SAVING OUR NHS THAT HAS SERVED US FOR SEVEN DECADES
Our National Health Service is fast approaching a crossroads that may alter its trajectory from what was originally planned as a noble objective: “health care available at the point of need, regardless of the ability to pay for it”. Like the late Prof Stephen Hawking, many of us who have benefited from the NHS share his common sentiment: “The NHS has saved me and I must help it to be saved”. by Buddhdev Pandya MBE 23 March 2018
The ongoing political struggle between socialism and capitalism has distorted the commitment to the healthcare needs of the population since the formation of the NHS seven decades ago.
From the Conservatism of Thatcher to the New Labour approach of the Blair–Brown leadership, considerable momentum has been provided to the Public–Private Partnership (PPP) acolytes to impose privatisation to the NHS over the past three decades at a much faster pace.
From professionals to voters, most of us have conveniently bought into the idea, while many have indeed jumped on the bandwagon without realising that increased integration of the private sector would eventually dominate and shape the future of healthcare provision.
Instead of introducing ‘added value’ to the NHS, the private sector appears to be draining public funds in a subtle but sure-fire manner to line its own pockets!
I would agree in general with the late Professor that the crisis in the health service has been created by politicians who want to privatise it when public opinion, and the evidence, point in the opposite direction. But, it would be naïve to pin all the blame on privatisation for the state in which we find our NHS today.
In addition, I would urge our leadership cadres to seek fundamental reforms to the way in which our service’s regulatory and monitoring institutions are shaped.

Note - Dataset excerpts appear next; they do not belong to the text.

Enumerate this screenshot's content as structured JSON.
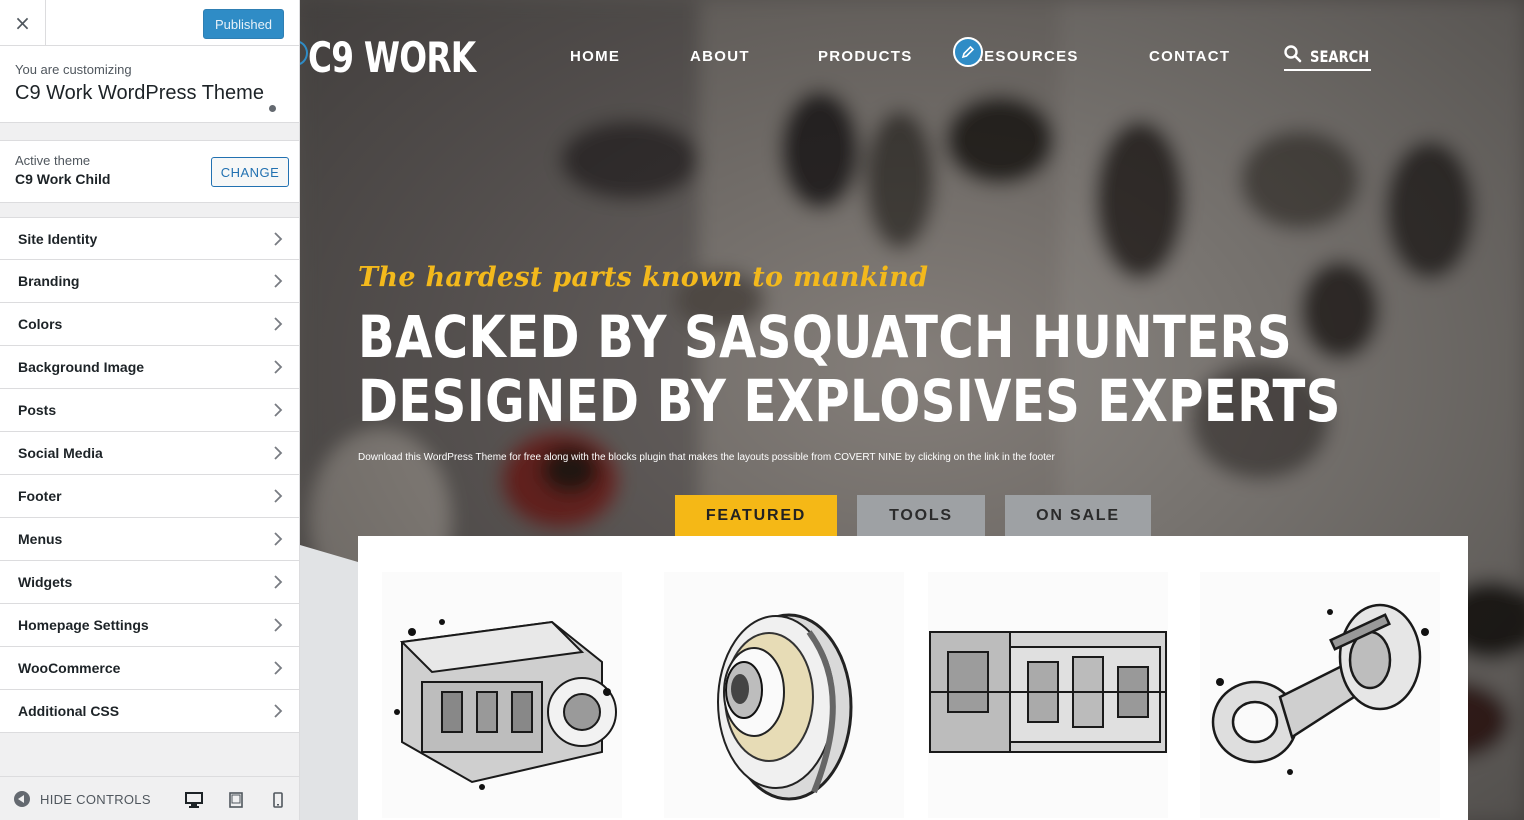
{
  "customizer": {
    "close_label": "×",
    "published_label": "Published",
    "info": {
      "customizing_label": "You are customizing",
      "site_title": "C9 Work WordPress Theme"
    },
    "theme": {
      "active_label": "Active theme",
      "name": "C9 Work Child",
      "change_label": "CHANGE"
    },
    "sections": [
      {
        "label": "Site Identity"
      },
      {
        "label": "Branding"
      },
      {
        "label": "Colors"
      },
      {
        "label": "Background Image"
      },
      {
        "label": "Posts"
      },
      {
        "label": "Social Media"
      },
      {
        "label": "Footer"
      },
      {
        "label": "Menus"
      },
      {
        "label": "Widgets"
      },
      {
        "label": "Homepage Settings"
      },
      {
        "label": "WooCommerce"
      },
      {
        "label": "Additional CSS"
      }
    ],
    "footer": {
      "hide_controls_label": "HIDE CONTROLS",
      "devices": [
        "desktop-icon",
        "tablet-icon",
        "mobile-icon"
      ]
    }
  },
  "site": {
    "logo": "C9 WORK",
    "nav": [
      "HOME",
      "ABOUT",
      "PRODUCTS",
      "RESOURCES",
      "CONTACT"
    ],
    "search_label": "SEARCH",
    "hero": {
      "tagline": "The hardest parts known to mankind",
      "headline_1": "BACKED BY SASQUATCH HUNTERS",
      "headline_2": "DESIGNED BY EXPLOSIVES EXPERTS",
      "subtext": "Download this WordPress Theme for free along with the blocks plugin that makes the layouts possible from COVERT NINE by clicking on the link in the footer"
    },
    "tabs": [
      "FEATURED",
      "TOOLS",
      "ON SALE"
    ],
    "products": [
      {
        "icon": "engine-image"
      },
      {
        "icon": "clutch-image"
      },
      {
        "icon": "transmission-image"
      },
      {
        "icon": "piston-image"
      }
    ]
  },
  "colors": {
    "accent_blue": "#2f8cc6",
    "tagline_yellow": "#f3b91c",
    "tab_active": "#f5b816",
    "tab_inactive": "#9ea1a4"
  }
}
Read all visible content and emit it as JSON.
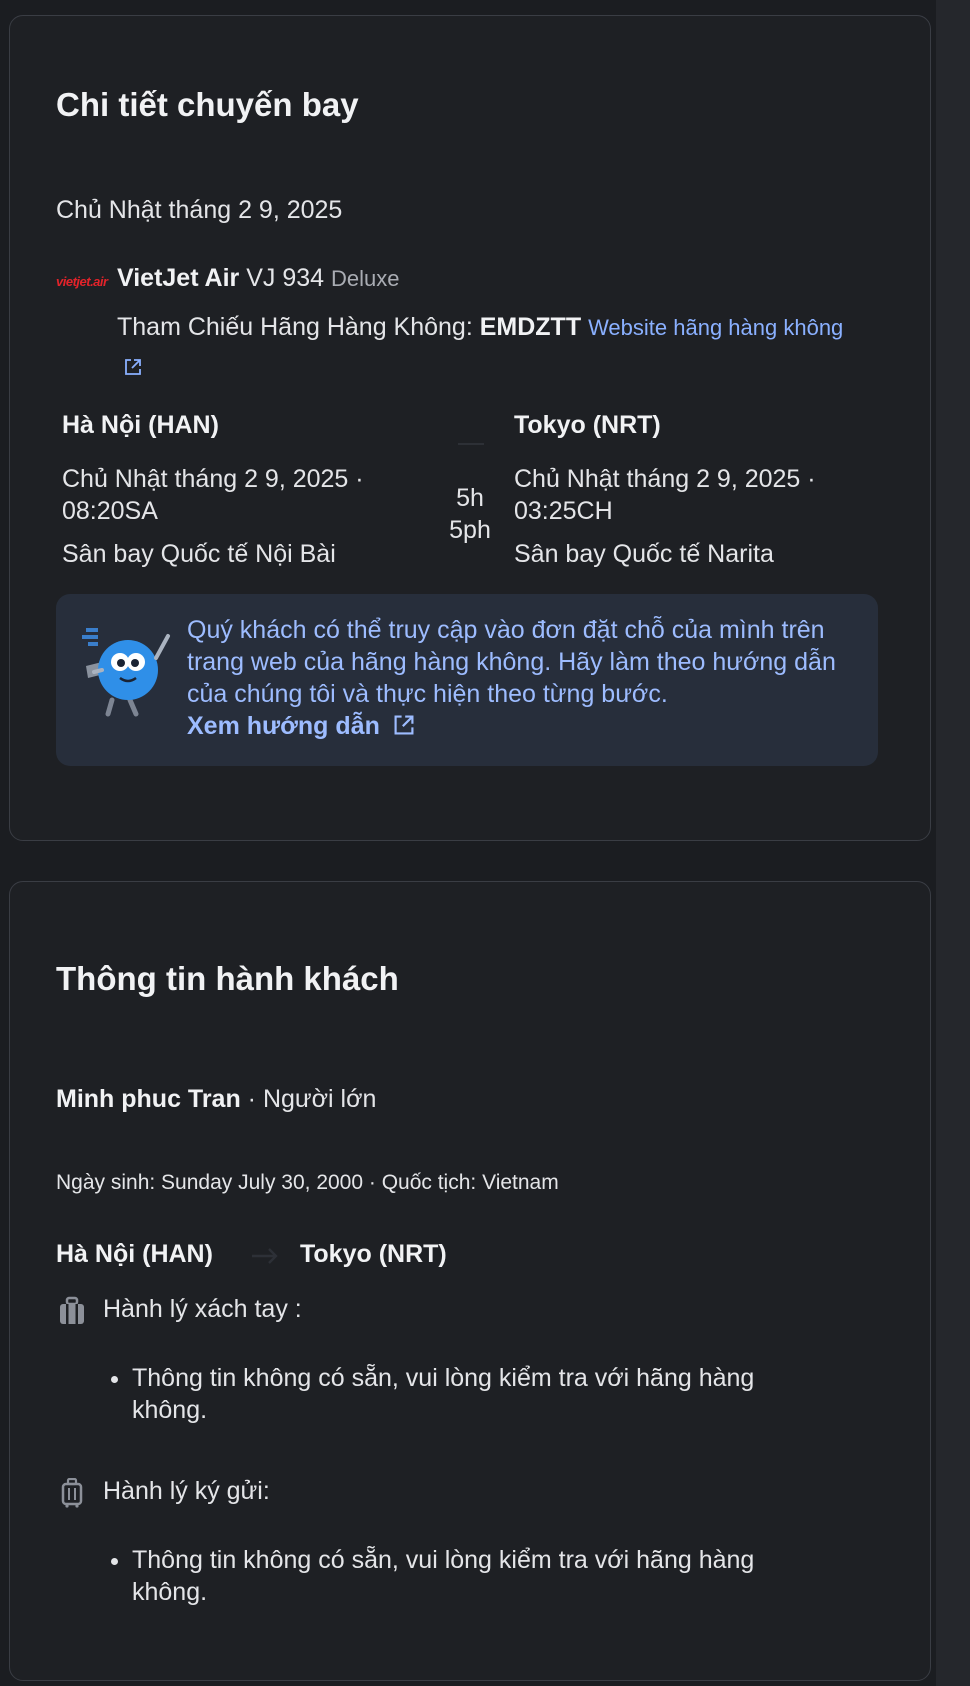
{
  "flight_card": {
    "title": "Chi tiết chuyến bay",
    "date": "Chủ Nhật tháng 2 9, 2025",
    "airline": {
      "logo_text": "vietjet.air",
      "name": "VietJet Air",
      "flight_number": "VJ 934",
      "fare_class": "Deluxe"
    },
    "reference": {
      "label": "Tham Chiếu Hãng Hàng Không:",
      "code": "EMDZTT",
      "website_link": "Website hãng hàng không"
    },
    "departure": {
      "city": "Hà Nội (HAN)",
      "datetime": "Chủ Nhật tháng 2 9, 2025 · 08:20SA",
      "airport": "Sân bay Quốc tế Nội Bài"
    },
    "duration": "5h 5ph",
    "arrival": {
      "city": "Tokyo (NRT)",
      "datetime": "Chủ Nhật tháng 2 9, 2025 · 03:25CH",
      "airport": "Sân bay Quốc tế Narita"
    },
    "info_box": {
      "message": "Quý khách có thể truy cập vào đơn đặt chỗ của mình trên trang web của hãng hàng không. Hãy làm theo hướng dẫn của chúng tôi và thực hiện theo từng bước.",
      "link": "Xem hướng dẫn"
    }
  },
  "passenger_card": {
    "title": "Thông tin hành khách",
    "name": "Minh phuc Tran",
    "type": "· Người lớn",
    "details": "Ngày sinh: Sunday July 30, 2000 · Quốc tịch: Vietnam",
    "route": {
      "from": "Hà Nội (HAN)",
      "to": "Tokyo (NRT)"
    },
    "baggage": [
      {
        "icon": "carry-on-bag-icon",
        "label": "Hành lý xách tay :",
        "note": "Thông tin không có sẵn, vui lòng kiểm tra với hãng hàng không."
      },
      {
        "icon": "checked-luggage-icon",
        "label": "Hành lý ký gửi:",
        "note": "Thông tin không có sẵn, vui lòng kiểm tra với hãng hàng không."
      }
    ]
  },
  "colors": {
    "background": "#1b1d21",
    "card": "#1e2024",
    "card_border": "#3a3d44",
    "info_box": "#272e3b",
    "link": "#8ab0ff",
    "airline_brand": "#e2232a"
  }
}
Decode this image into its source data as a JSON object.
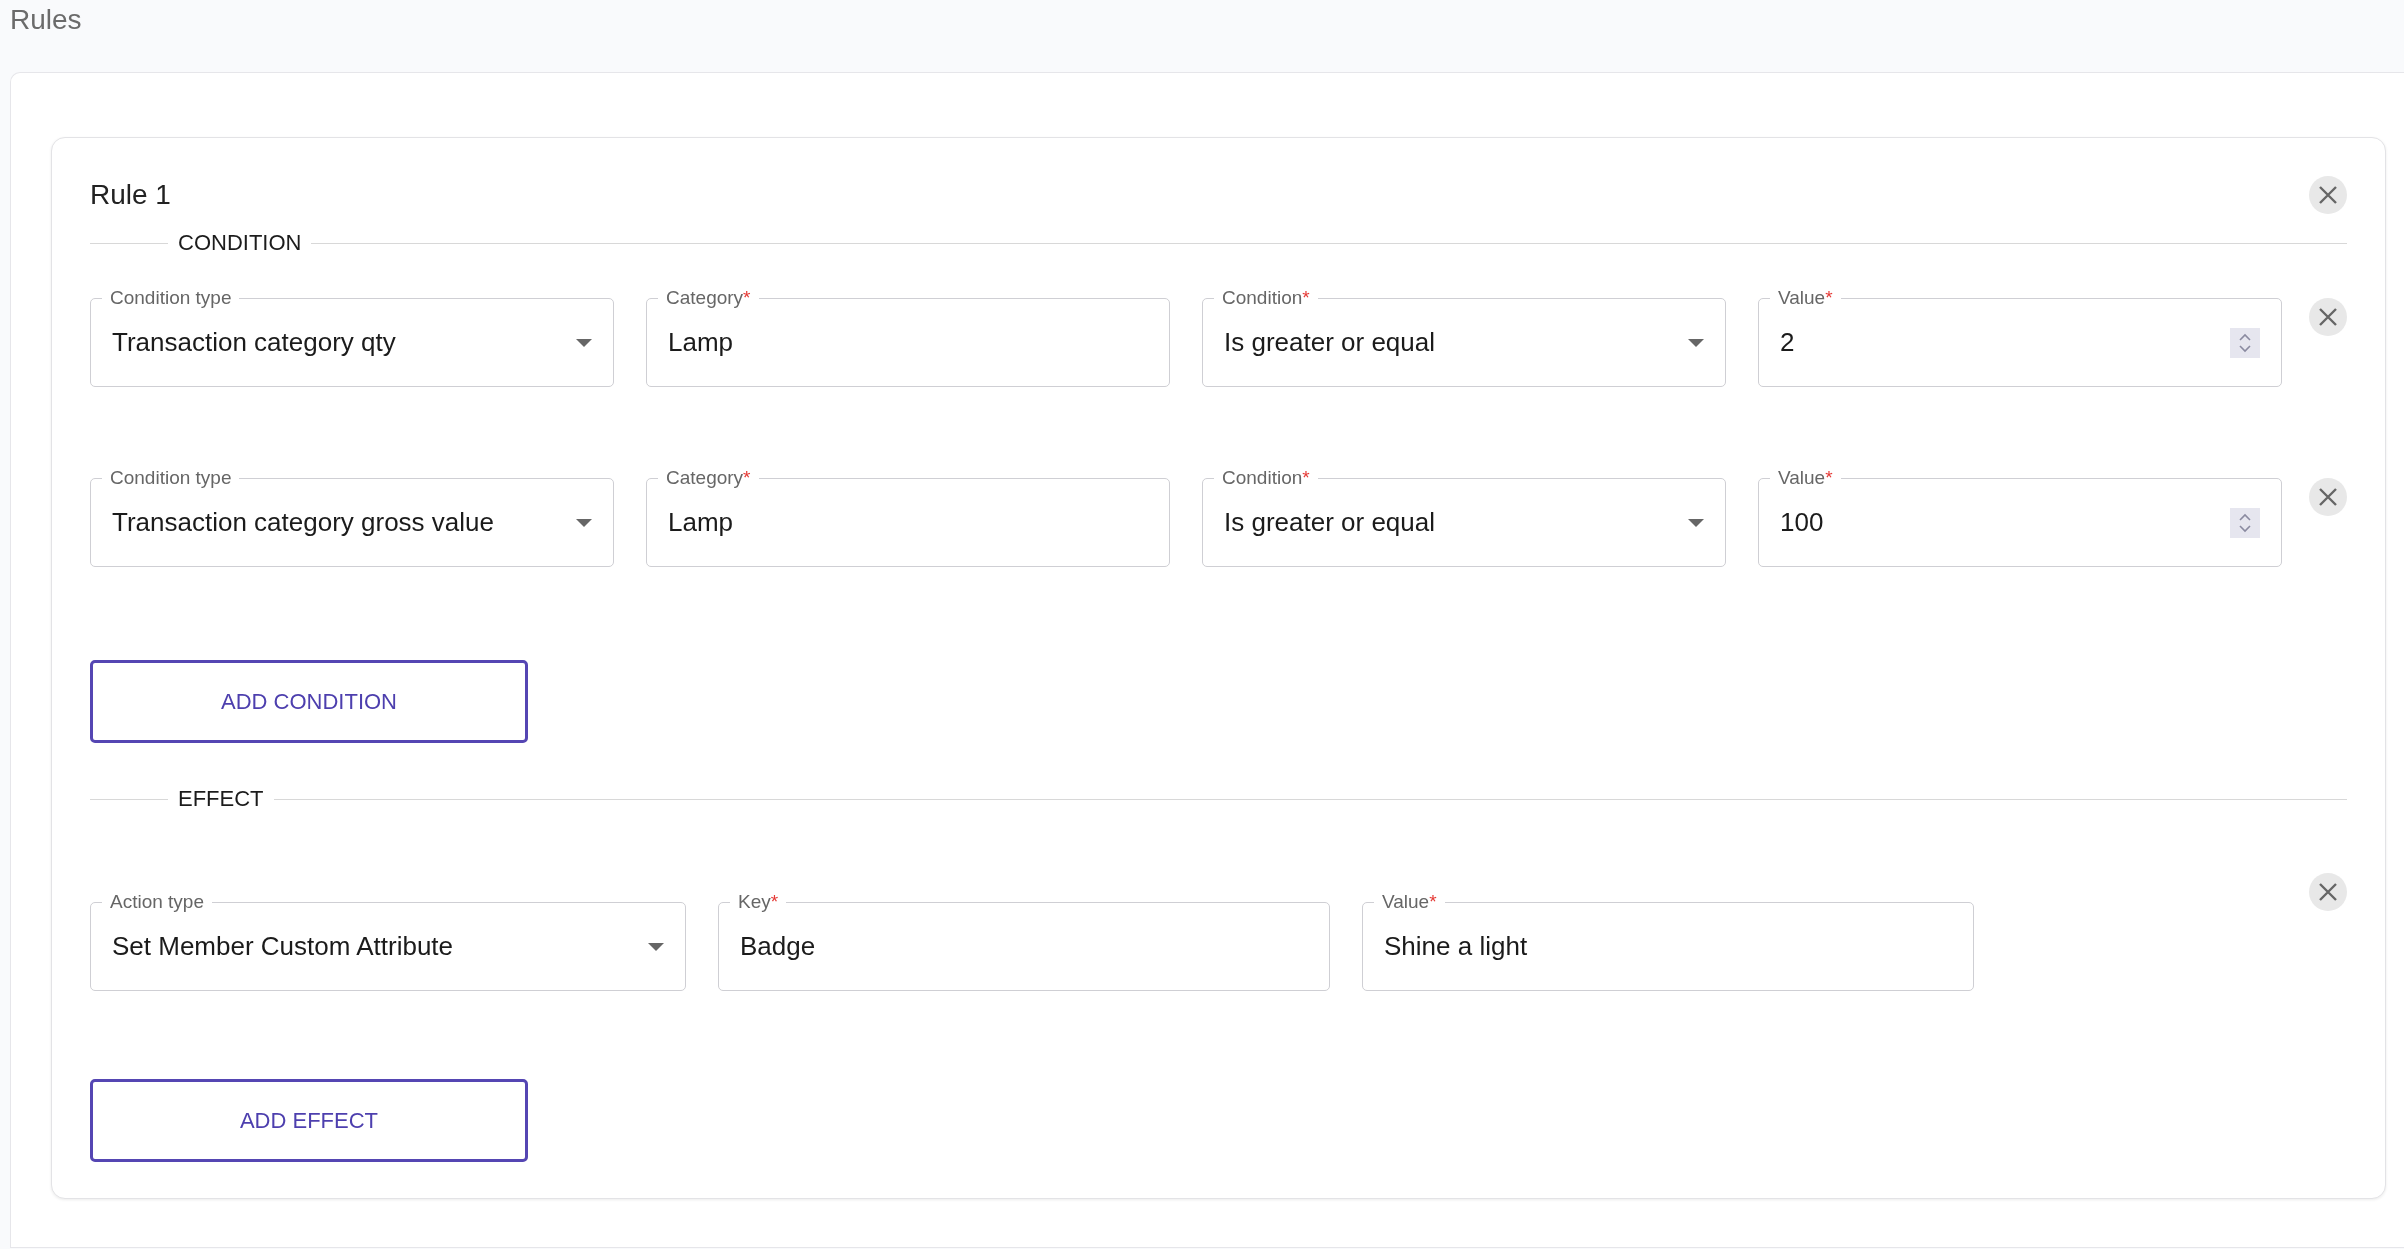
{
  "page_title": "Rules",
  "rule": {
    "title": "Rule 1",
    "condition_section": {
      "heading": "CONDITION",
      "rows": [
        {
          "fields": [
            {
              "kind": "select",
              "label": "Condition type",
              "value": "Transaction category qty"
            },
            {
              "kind": "text",
              "label": "Category",
              "required_mark": "*",
              "value": "Lamp"
            },
            {
              "kind": "select",
              "label": "Condition",
              "required_mark": "*",
              "value": "Is greater or equal"
            },
            {
              "kind": "number",
              "label": "Value",
              "required_mark": "*",
              "value": "2"
            }
          ]
        },
        {
          "fields": [
            {
              "kind": "select",
              "label": "Condition type",
              "value": "Transaction category gross value"
            },
            {
              "kind": "text",
              "label": "Category",
              "required_mark": "*",
              "value": "Lamp"
            },
            {
              "kind": "select",
              "label": "Condition",
              "required_mark": "*",
              "value": "Is greater or equal"
            },
            {
              "kind": "number",
              "label": "Value",
              "required_mark": "*",
              "value": "100"
            }
          ]
        }
      ],
      "add_button": "ADD CONDITION"
    },
    "effect_section": {
      "heading": "EFFECT",
      "rows": [
        {
          "fields": [
            {
              "kind": "select",
              "label": "Action type",
              "value": "Set Member Custom Attribute"
            },
            {
              "kind": "text",
              "label": "Key",
              "required_mark": "*",
              "value": "Badge"
            },
            {
              "kind": "text",
              "label": "Value",
              "required_mark": "*",
              "value": "Shine a light"
            }
          ]
        }
      ],
      "add_button": "ADD EFFECT"
    }
  }
}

And while their performance raises serious questions, their structures seem to be outdated and poorly executed – unfit for purpose in the modern era.
The recent case of Dr Bawa-Garba is a classic example of systemic failures that exhibit neglect of the due care and attention that should be ensured by institutions and their leaders.
In a letter written by Hannah Quirk from University of Manchester’s School of Law, she highlighted that “there were many mitigating factors which are well known to you and some of which I listed in my last letter. Since neither Bawa-Garba’s consultant nor her NHS Trust was on trial, their roles largely slipped into the shadows. To put it bluntly, she was abandoned by her consultant, shafted by her employer and then tormented by the courts and finally persecuted and made unemployable by you. I wonder if you looked behind the court decision at the staffing levels and the workload on that fateful day – an absent consultant, a woeful shortage of trained nurses, no rest break and so on – and whether you would consider them to be prudent and acceptable. If so, perhaps you would be kind enough to publish them so that we can all see what the GMC regards as a safe working environment” (BMJ 2018;360:k481).
I would add to this the question of what happened to the CQC inspection reports of the Trust failing for the past few years, which should have sought redress for such appalling conditions. We must acknowledge that many international medical graduates have suffered from a distasteful experience with the GMC.
More often than not, the leadership and their voluntary sector organisations consistently raise (in good faith) issues that have adversely affected these professionals and eventually impacted on the quality of ‘patient care’. And, in the case of many NHS Trusts, there have been failures to provide a conducive environment that is fair and supportive to the workforce, while sustaining conditions that are putting the safety of patients at serious risk.
Despite all the rhetoric of modernisation, both qualities in monitoring and redress are missing in the governance structure; all we receive are generic institutional apologies, which sound patronising. During the past few months I have noticed an emerging opinion among politicians that the Government should consider establishing a Royal Commission that can conduct a comprehensive and thorough review encompassing the past seven decades of service, reflecting on the service delivery structures, as well as the regulatory and monitoring regimes, in order to suggest opportunities for the improvement of management structures and creation of enhancement of implementation processes with accountability and transparency across the NHS.
The GMC is in desperate need of reform to replace outdated and cumbersome legislation with processes that can help improve confidence in the medical profession. The future demands a model of regulations that is flexible and fit for the needs of a modern workforce, which is now being advocated by the Chief Operating Officer of the GMC and endorsed by the Bow Group in response to their research.
The Government would be well advised to introduce an independent watchdog, an observatory body with the power to investigate and report.
Finally, while we continue to lose valuable medical professionals and front-line workers, most of the NHS Trusts remain busy chasing their tails. Invariably we remain fixated with ‘pampering’ the heads of institutions and jockeying for positions that are often tantamount to nothing more than ‘tinkering at the edges’ of the challenges that we face in the NHS today.
We hope that both of these proposals – a Royal Commission and independent watchdog – are supported.